Films on Our Radar

2.5 min read

Three thought provoking films on our radar tackle three very different relationships.

By The Sea

Seen through the romantic blur of a washed-out Seventies filter, By The Sea follows Angelina Jolie and Brad Pitt as a volatile married couple struggling to save their relationship at a holiday resort in the South of France. Directed by Jolie, her third feature as director, the film has been dismissed by some critics as a vanity project that keeps the inaccessible characters at arm’s length as the glamorous couple’s turbulent marriage painstakingly reaches breaking point and beyond. Vanessa, a former dancer, and Roland, a writer, have reached a dramatic impasse, the reason for Vanessa’s obvious pain not revealed until towards the end of the film. US box office figures based on the film’s initial limited release seem to bear out the mixed reviews.

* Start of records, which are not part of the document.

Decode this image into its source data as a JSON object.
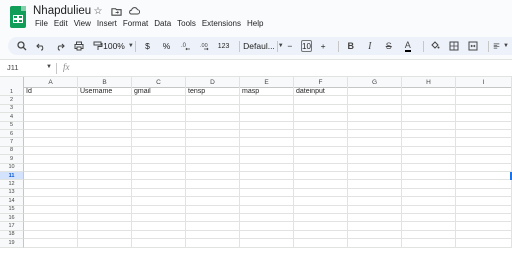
{
  "title_bar": {
    "doc_title": "Nhapdulieu",
    "icons": [
      "star-icon",
      "move-to-folder-icon",
      "cloud-status-icon"
    ]
  },
  "menu": [
    "File",
    "Edit",
    "View",
    "Insert",
    "Format",
    "Data",
    "Tools",
    "Extensions",
    "Help"
  ],
  "toolbar": {
    "zoom": "100%",
    "currency": "$",
    "percent": "%",
    "number_format": "123",
    "font": "Defaul...",
    "font_size": "10",
    "minus": "−",
    "plus": "+",
    "bold": "B",
    "italic": "I",
    "strikethrough": "S",
    "text_color": "A"
  },
  "formula_bar": {
    "name_box": "J11",
    "fx": "fx"
  },
  "columns": [
    "A",
    "B",
    "C",
    "D",
    "E",
    "F",
    "G",
    "H",
    "I"
  ],
  "rows": [
    {
      "n": "1",
      "cells": [
        "Id",
        "Username",
        "gmail",
        "tensp",
        "masp",
        "dateinput",
        "",
        "",
        ""
      ]
    },
    {
      "n": "2",
      "cells": [
        "",
        "",
        "",
        "",
        "",
        "",
        "",
        "",
        ""
      ]
    },
    {
      "n": "3",
      "cells": [
        "",
        "",
        "",
        "",
        "",
        "",
        "",
        "",
        ""
      ]
    },
    {
      "n": "4",
      "cells": [
        "",
        "",
        "",
        "",
        "",
        "",
        "",
        "",
        ""
      ]
    },
    {
      "n": "5",
      "cells": [
        "",
        "",
        "",
        "",
        "",
        "",
        "",
        "",
        ""
      ]
    },
    {
      "n": "6",
      "cells": [
        "",
        "",
        "",
        "",
        "",
        "",
        "",
        "",
        ""
      ]
    },
    {
      "n": "7",
      "cells": [
        "",
        "",
        "",
        "",
        "",
        "",
        "",
        "",
        ""
      ]
    },
    {
      "n": "8",
      "cells": [
        "",
        "",
        "",
        "",
        "",
        "",
        "",
        "",
        ""
      ]
    },
    {
      "n": "9",
      "cells": [
        "",
        "",
        "",
        "",
        "",
        "",
        "",
        "",
        ""
      ]
    },
    {
      "n": "10",
      "cells": [
        "",
        "",
        "",
        "",
        "",
        "",
        "",
        "",
        ""
      ]
    },
    {
      "n": "11",
      "cells": [
        "",
        "",
        "",
        "",
        "",
        "",
        "",
        "",
        ""
      ],
      "selected": true
    },
    {
      "n": "12",
      "cells": [
        "",
        "",
        "",
        "",
        "",
        "",
        "",
        "",
        ""
      ]
    },
    {
      "n": "13",
      "cells": [
        "",
        "",
        "",
        "",
        "",
        "",
        "",
        "",
        ""
      ]
    },
    {
      "n": "14",
      "cells": [
        "",
        "",
        "",
        "",
        "",
        "",
        "",
        "",
        ""
      ]
    },
    {
      "n": "15",
      "cells": [
        "",
        "",
        "",
        "",
        "",
        "",
        "",
        "",
        ""
      ]
    },
    {
      "n": "16",
      "cells": [
        "",
        "",
        "",
        "",
        "",
        "",
        "",
        "",
        ""
      ]
    },
    {
      "n": "17",
      "cells": [
        "",
        "",
        "",
        "",
        "",
        "",
        "",
        "",
        ""
      ]
    },
    {
      "n": "18",
      "cells": [
        "",
        "",
        "",
        "",
        "",
        "",
        "",
        "",
        ""
      ]
    },
    {
      "n": "19",
      "cells": [
        "",
        "",
        "",
        "",
        "",
        "",
        "",
        "",
        ""
      ]
    }
  ],
  "colors": {
    "accent": "#1a73e8",
    "sheets_green": "#0f9d58",
    "toolbar_bg": "#edf2fa"
  }
}
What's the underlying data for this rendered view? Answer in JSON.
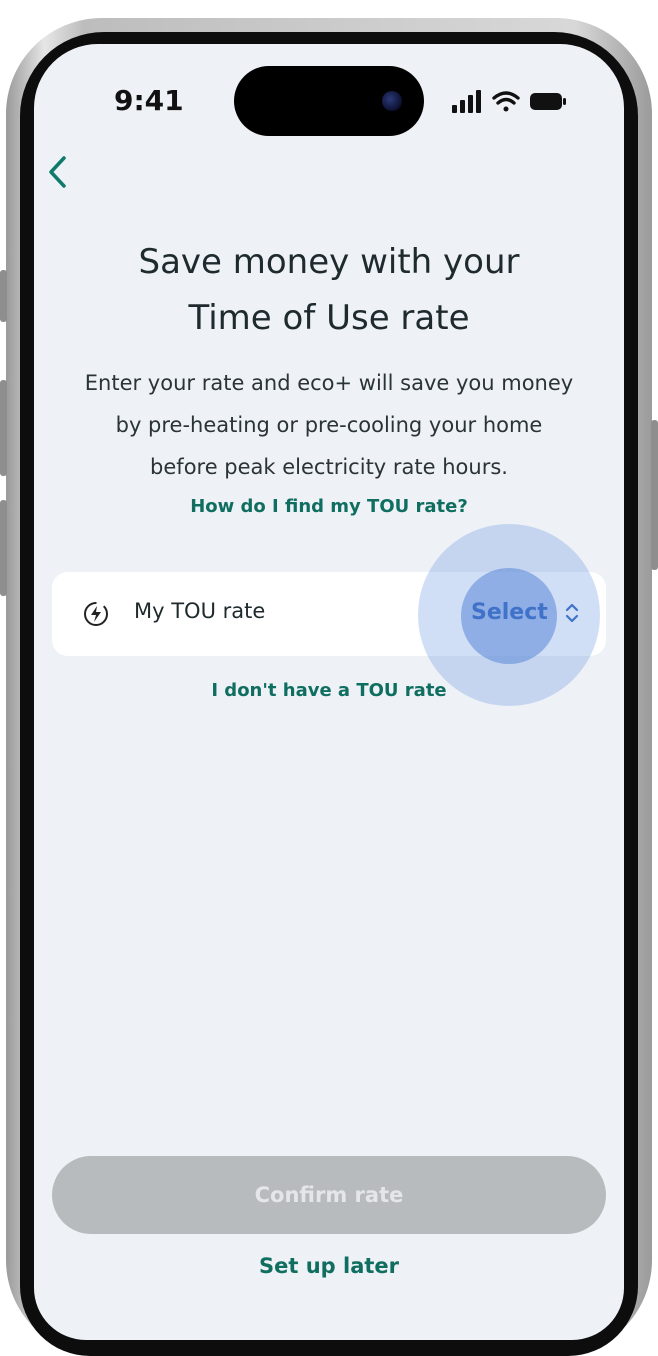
{
  "status_bar": {
    "time": "9:41"
  },
  "navigation": {
    "back_icon": "chevron-left-icon"
  },
  "header": {
    "title_line1": "Save money with your",
    "title_line2": "Time of Use rate"
  },
  "description": {
    "line1": "Enter your rate and eco+ will save you money",
    "line2": "by pre-heating or pre-cooling your home",
    "line3": "before peak electricity rate hours."
  },
  "links": {
    "find_rate": "How do I find my TOU rate?",
    "no_rate": "I don't have a TOU rate",
    "set_up_later": "Set up later"
  },
  "rate_field": {
    "icon": "lightning-clock-icon",
    "label": "My TOU rate",
    "select_label": "Select",
    "select_icon": "up-down-chevron-icon"
  },
  "actions": {
    "confirm_label": "Confirm rate"
  },
  "colors": {
    "accent": "#0f6e60",
    "select_blue": "#3f72c8",
    "screen_bg": "#eef2f6",
    "disabled_button": "#b8bbbd"
  }
}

Despite the languid pacing of the film the chic European interiors don’t disappoint, however, and nor do the stylishly underplayed costumes of silk robes, perfectly cut blouses and lace-trimmed nightgowns crafted by costume designer Ellen Mirojnick to reflect Vanessa’s despondency. Melancholy and beautiful, the most compelling reason to watch is the evident chemistry between the real life Hollywood couple (a notion acknowledged in their characters’ voyeurism of a newlywed couple at the resort), their first joint outing on the big screen since Mr and Mrs Smith exactly ten years ago.

Macbeth

From the languourous travails of a disaffected couple to the life and death potency of Macbeth, a force of nature unfolding in Middle Ages Scotland, directed by Justin Kurzel. With Michael Fassbender (12 Years a Slave, Prometheus, Steve Jobs) electric in the lead role, already declared ‘born for this’, and Marion Cotillard (La Vie En Rose, A Good Year, The Immigrant) as a complex Lady Macbeth, the film is a visceral journey from its outset, poetically mired in blood and mist. “He’s got an incredible intensity,” said producer Iain Canning on casting Fassbender “and the Shakespeare sort of bubbles through him like he was born to play that role. We couldn’t really see it being so centered and so emotionally complex with anyone else.”

Faithful to Shakespeare’s words, the script nonetheless reimagines key scenes in vivid technicolour with a definitive modernity: Cotillard’s performance in the sleepwalking piece unforgettably eerie. With grand battle scenes (Macbeth’s army defeating Thane of Cawdor is as gorily theatrical as they come), agonised soliloquies and supernaturally haunting witches prophesying Macbeth’s downfall, this latest version of the Scottish tragedy is set to be a smouldering classic. 

Life                            

The definitive rebel without a cause, Life follows the story of the friendship between James Dean (Dane DeHaan) and photographer Dennis Stock (Robert Pattinson), the man responsible for some of the most iconic shots of the star to this day. Directed by Anton Corbijn (The American, A Most Wanted Man), Stock pesters Dean into friendship at the delicate moment that the actor is reluctantly transforming into a new breed of movie star. Prada campaign star and fictional anti-hero in The Amazing Spider Man 2, DeHaan captures the recurring loneliness and secrets of an outsider thrust into the limelight in his portrayal of Dean. “He has a beautiful face, but it’s a hard face to grasp,” says Corbijn. “It’s hard to see how Dane reads [on screen] sometimes, and the same goes for James Dean.” Set for release in the US in early December, this pared back insight into the life of a film legend is a brooding insight into how the bright lights of fame often prove both a beacon and a warning.